Estava em falta. Já tinha sido interpelado nesse sentido. Contudo, como se confirmaram as eleições regionais antecipadas, a proposta de Estatuto da Carreira Docente da RAM fica em stand by, porque a respectiva lei não pode ser aprovada pela ALM. Há mais tempo para analisar a proposta. Se o processo do ECD regional fica suspenso, fica a dúvida se o ECD nacional se aplica por cá em todo o seu "esplendor"...
Para já, sem mais estudo, e embora alguns aspectos possam ser limados e melhorados, relevo o facto da carreira docente continuar horizontal (não hierarquizada) e os professores progredirem por mérito (não por quotas), o que constitui um melhoramento acentuado face ao ECD nacional. Evolução mais adequada à natureza e circunstâncias do trabalho docente e mais favorável à Educação. Disso não há dúvidas. (E para nem falar na ideia - estou a lembrar-me de José Pacheco - dos professores ganharem todos o mesmo, haver apenas um escalão para não ganharem melhor só no fim da carreira, resolver os casos de incompetência - ausência de predisposição e empenho - com afastamento da docência e não através do castigo na progressão na carreira, porque continuam a ter turmas normalmente - apesar de um salário inferior -, não tendo os alunos culpa das soluções contraditórias do sistema, que favorecem a má educação.)

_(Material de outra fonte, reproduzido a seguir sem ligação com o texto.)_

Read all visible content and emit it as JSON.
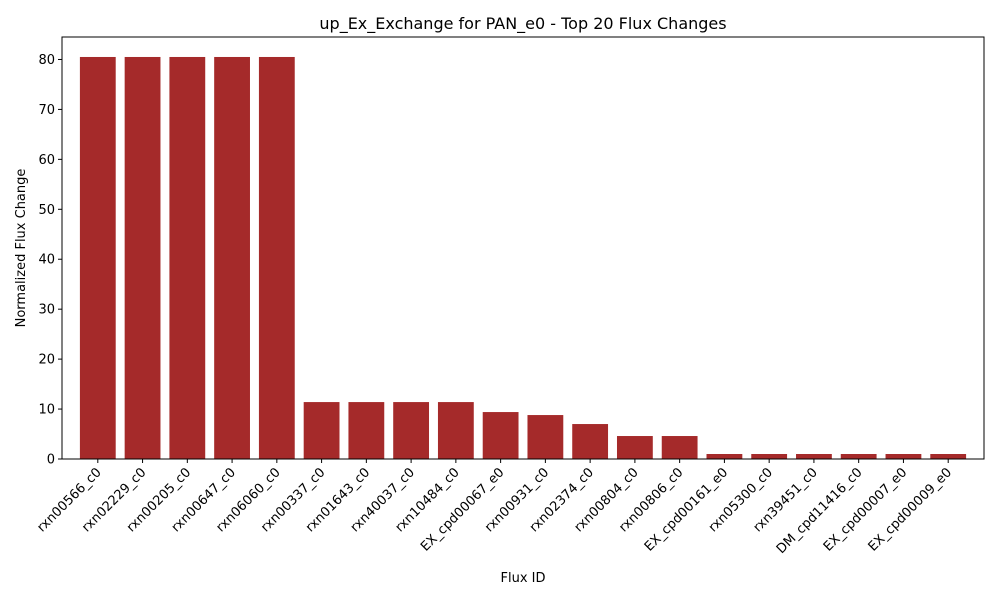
{
  "chart_data": {
    "type": "bar",
    "title": "up_Ex_Exchange for PAN_e0 - Top 20 Flux Changes",
    "xlabel": "Flux ID",
    "ylabel": "Normalized Flux Change",
    "ylim": [
      0,
      84.5
    ],
    "yticks": [
      0,
      10,
      20,
      30,
      40,
      50,
      60,
      70,
      80
    ],
    "bar_color": "#a52a2a",
    "grid": false,
    "categories": [
      "rxn00566_c0",
      "rxn02229_c0",
      "rxn00205_c0",
      "rxn00647_c0",
      "rxn06060_c0",
      "rxn00337_c0",
      "rxn01643_c0",
      "rxn40037_c0",
      "rxn10484_c0",
      "EX_cpd00067_e0",
      "rxn00931_c0",
      "rxn02374_c0",
      "rxn00804_c0",
      "rxn00806_c0",
      "EX_cpd00161_e0",
      "rxn05300_c0",
      "rxn39451_c0",
      "DM_cpd11416_c0",
      "EX_cpd00007_e0",
      "EX_cpd00009_e0"
    ],
    "values": [
      80.5,
      80.5,
      80.5,
      80.5,
      80.5,
      11.4,
      11.4,
      11.4,
      11.4,
      9.4,
      8.8,
      7.0,
      4.6,
      4.6,
      1.0,
      1.0,
      1.0,
      1.0,
      1.0,
      1.0
    ]
  }
}
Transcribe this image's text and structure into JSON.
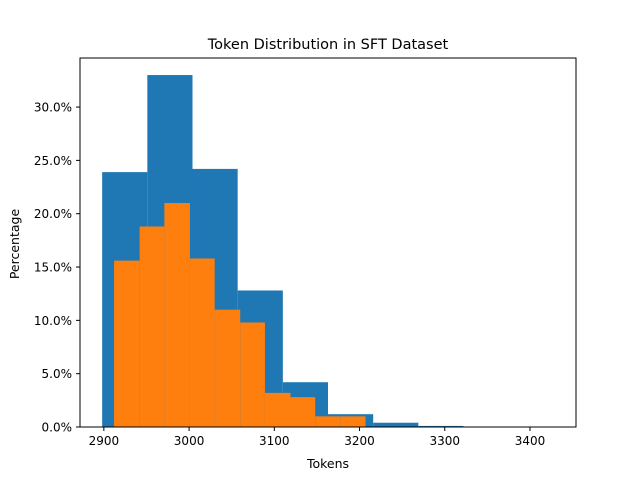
{
  "chart_data": {
    "type": "bar",
    "title": "Token Distribution in SFT Dataset",
    "xlabel": "Tokens",
    "ylabel": "Percentage",
    "xlim": [
      2872,
      3454
    ],
    "ylim": [
      0,
      34.6
    ],
    "x_ticks": [
      2900,
      3000,
      3100,
      3200,
      3300,
      3400
    ],
    "y_ticks": [
      0,
      5,
      10,
      15,
      20,
      25,
      30
    ],
    "y_tick_format": "percent_1dp",
    "grid": false,
    "legend": null,
    "series": [
      {
        "color": "#1f77b4",
        "bins": [
          {
            "x0": 2898,
            "x1": 2951,
            "value": 23.9
          },
          {
            "x0": 2951,
            "x1": 3004,
            "value": 33.0
          },
          {
            "x0": 3004,
            "x1": 3057,
            "value": 24.2
          },
          {
            "x0": 3057,
            "x1": 3110,
            "value": 12.8
          },
          {
            "x0": 3110,
            "x1": 3163,
            "value": 4.2
          },
          {
            "x0": 3163,
            "x1": 3216,
            "value": 1.2
          },
          {
            "x0": 3216,
            "x1": 3269,
            "value": 0.4
          },
          {
            "x0": 3269,
            "x1": 3322,
            "value": 0.1
          },
          {
            "x0": 3322,
            "x1": 3375,
            "value": 0.03
          },
          {
            "x0": 3375,
            "x1": 3428,
            "value": 0.02
          }
        ]
      },
      {
        "color": "#ff7f0e",
        "bins": [
          {
            "x0": 2912,
            "x1": 2942,
            "value": 15.6
          },
          {
            "x0": 2942,
            "x1": 2971,
            "value": 18.8
          },
          {
            "x0": 2971,
            "x1": 3001,
            "value": 21.0
          },
          {
            "x0": 3001,
            "x1": 3030,
            "value": 15.8
          },
          {
            "x0": 3030,
            "x1": 3060,
            "value": 11.0
          },
          {
            "x0": 3060,
            "x1": 3089,
            "value": 9.8
          },
          {
            "x0": 3089,
            "x1": 3119,
            "value": 3.2
          },
          {
            "x0": 3119,
            "x1": 3148,
            "value": 2.8
          },
          {
            "x0": 3148,
            "x1": 3178,
            "value": 1.0
          },
          {
            "x0": 3178,
            "x1": 3207,
            "value": 1.0
          }
        ]
      }
    ]
  }
}
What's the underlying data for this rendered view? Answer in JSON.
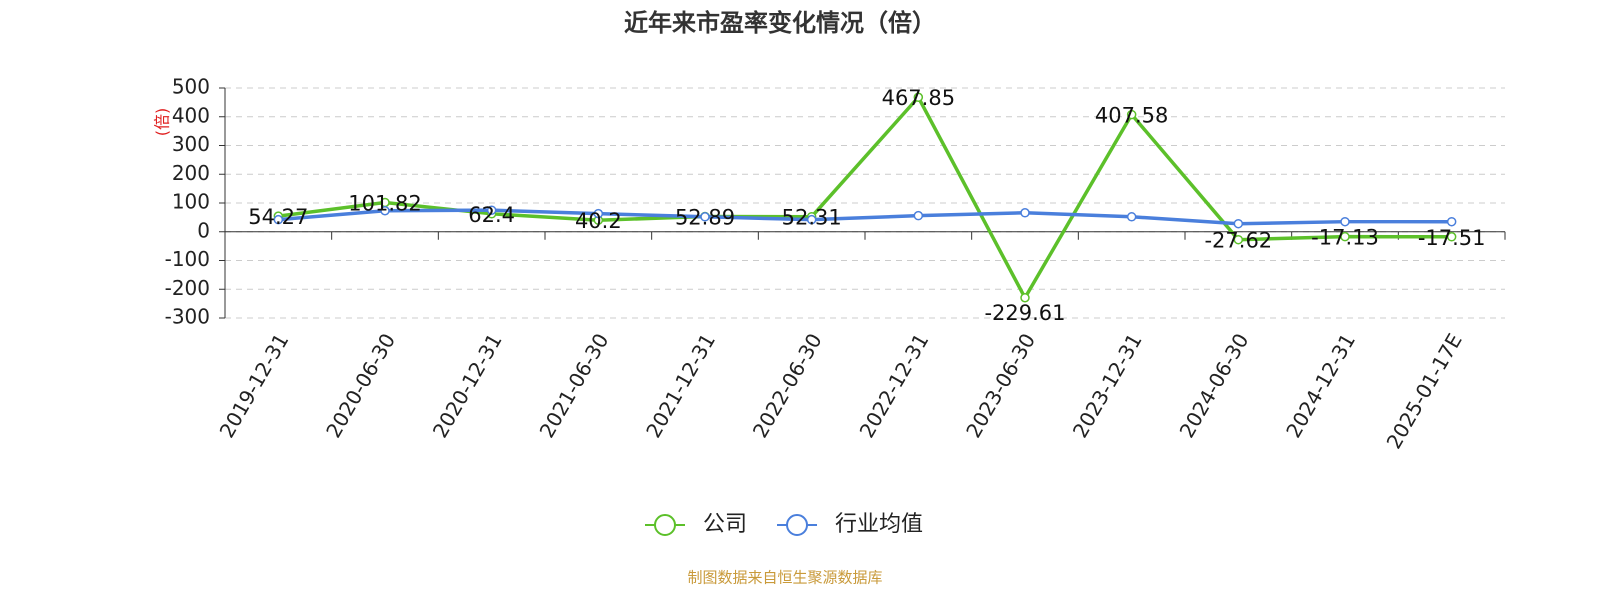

O Estatuto da Carreira Docente da RAM tem de ser uma oportunidade para servir os interesses da Educação no sentido de se ultrapassarem os resultados escolares negativos que a avaliação externa nacional tem ditado para a Madeira (não esquecendo os resultados ao nível do desenvolvimento pessoal, humano e cidadão dos nossos jovens, que não são medidos/visíveis externamente mas são de capital importância). Se há elevado investimento nos equipamentos e nos recursos humanos na Madeira têm de surgir resultados. É preciso perceber por que razão eles ainda não surgiram. Alguma coisa está a falhar. Todos os intervenientes partilham a sua quota parte de responsabilidade, mas muitas vezes esquecem-se os factores menos visíveis e, sobretudo, sem rosto, que não podemos personalizar e exigir contas. Que custam mais a mudar do que edifícios e recursos humanos.
Refiro-me ao contexto socio-cultural da sociedade madeirense (e da sociedade portuguesa no seu todo): baixas (ou ausência de) qualificações, conservadorismo, insularidade, ruralidade, chagas sociais como o alcoolismo, a violência doméstica ou bolsas de pobreza e analfabetismo (o clássico e o funcional), poucos estímulos para a disciplina, treino, rigor e amadurecimento do raciocínio, escassa cultura de trabalho (empenho), desvalorização do saber e da escola, desigualdade de oportunidades, não privilegiar nem reconhecer da competência, domínio do tráfico de influências em lugar do mérito no acesso ao emprego, entre outros. Se os alunos dos países do Leste europeu têm sucesso e alcançam níveis de aproveitamento escolar bastante exigentes no sistema de ensino português, o que se passa então?
Alguém acredita que os estudantes aprendem em permanente desconcentração, sem trabalho e com atitudes e comportamentos perturbadores do processo de ensino-aprendizagem? Podem ter as melhores escolas e os melhores professores que esses recursos não serão rentabilizados. O problema é então dos estudantes? Não, a responsabilidade é de toda uma sociedade (em que se inclui a comunidade escolar, é claro), que não exige (implementa) uma cultura de disciplina e trabalho, em ambiente educativo de inclusão, cooperação e autonomia dos sujeitos. É a mudança de mentalidades e de cultura que é mais difícil realizar. É essa revolução socio-cultural e cívica que falta acontecer na Madeira. E terá de acontecer por uma questão de sobrevivência. Mais cedo ou mais tarde. E quanto mais tarde pior, apesar de mais valer tarde do que nunca...
Com disciplina e trabalho a aprendizagem acontece, independentemente da metodologia mais tradicional ou progressista, embora as pedagogias estimulem mais ou menos o empenho dos estudantes. O que quero dizer é que a pedagogia facilita (cria condições mais favoráveis) mas, só por si, não pode tudo nem faz milagres. E os professores (não os mercenários que vêem a educação apenas como um emprego de funcionário público), antes do salário assim ou assado, querem é condições de satisfação e realização profissional. Ver o seu trabalho rentabilizado e reconhecido. Ver os jovens progredir, sobretudo aqueles com mais dificuldades ou que partem em desvantagem relativamente à maioria. Porque são esses que preenchem as estatísticas do insucesso e abandono escolares.